Neopost web-enabled stamps or Neopostage is a postage stamp that is part of the family of computerized postage. These stamps were developed by Neopost Online and Northrop Grumman Corporation. The joint effort resulted in an innovative self-service stamp vending system. Neopost Online is a US subsidiary of Neopost Inc. Testing of this system was authorized by the United States Postal Service (USPS) in March 2001.

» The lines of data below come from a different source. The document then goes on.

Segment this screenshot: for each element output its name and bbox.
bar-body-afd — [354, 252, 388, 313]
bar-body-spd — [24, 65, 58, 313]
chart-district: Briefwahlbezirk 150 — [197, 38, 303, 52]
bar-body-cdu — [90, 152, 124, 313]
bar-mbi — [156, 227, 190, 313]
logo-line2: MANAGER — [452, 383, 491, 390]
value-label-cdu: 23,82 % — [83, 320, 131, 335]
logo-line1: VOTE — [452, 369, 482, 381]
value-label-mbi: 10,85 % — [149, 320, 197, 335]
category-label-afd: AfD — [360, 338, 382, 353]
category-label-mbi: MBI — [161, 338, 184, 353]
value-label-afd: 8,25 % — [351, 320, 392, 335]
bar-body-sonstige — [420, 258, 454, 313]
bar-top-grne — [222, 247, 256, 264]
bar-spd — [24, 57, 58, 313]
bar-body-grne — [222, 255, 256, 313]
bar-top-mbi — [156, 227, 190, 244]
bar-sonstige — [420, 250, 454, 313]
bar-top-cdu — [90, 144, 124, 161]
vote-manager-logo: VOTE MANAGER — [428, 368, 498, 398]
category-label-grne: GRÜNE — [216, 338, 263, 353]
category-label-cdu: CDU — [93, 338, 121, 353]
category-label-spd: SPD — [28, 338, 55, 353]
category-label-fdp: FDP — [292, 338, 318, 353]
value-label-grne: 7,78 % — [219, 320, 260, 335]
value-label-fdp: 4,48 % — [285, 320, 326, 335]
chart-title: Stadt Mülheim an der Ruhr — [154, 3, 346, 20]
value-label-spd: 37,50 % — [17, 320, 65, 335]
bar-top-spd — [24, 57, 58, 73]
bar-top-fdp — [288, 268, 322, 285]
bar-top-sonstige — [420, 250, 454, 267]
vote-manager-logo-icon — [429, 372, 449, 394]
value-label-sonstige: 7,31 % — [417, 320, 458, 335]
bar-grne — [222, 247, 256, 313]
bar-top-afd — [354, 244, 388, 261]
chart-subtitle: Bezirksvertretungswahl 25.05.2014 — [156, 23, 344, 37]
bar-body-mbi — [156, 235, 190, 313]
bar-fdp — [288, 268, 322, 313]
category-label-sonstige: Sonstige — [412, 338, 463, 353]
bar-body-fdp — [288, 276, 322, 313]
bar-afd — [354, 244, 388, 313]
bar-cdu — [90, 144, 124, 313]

The self-service stamp vending system allowed consumers to:
1. Touch a display screen to activate the kiosk.
2. Peruse through a variety of stamp denominations and quantities for purchase.
3. Select the desired purchase.
4. Swipe credit card information to submit the purchase order.

The kiosk then:
1. Logs on the centrally located database to get credit card authorization.
2. Awaits approval of purchase from a centrally located database.
3. Receives purchasing authorization information from the centrally located database..
4. Prints the purchasing and stamp information onto adhesive paper (from roll or individual sheets).
5. Dispenses the stamp sheets to the consumer.

The ability to peruse, request, authorize, print, and dispense a stamp purchase using the Internet made these the world's first browser-based stamps.

The Neopost web-enabled stamps are listed in Scott catalogue (Specialized Version) under Computer Vended Postage section with several unlisted varieties.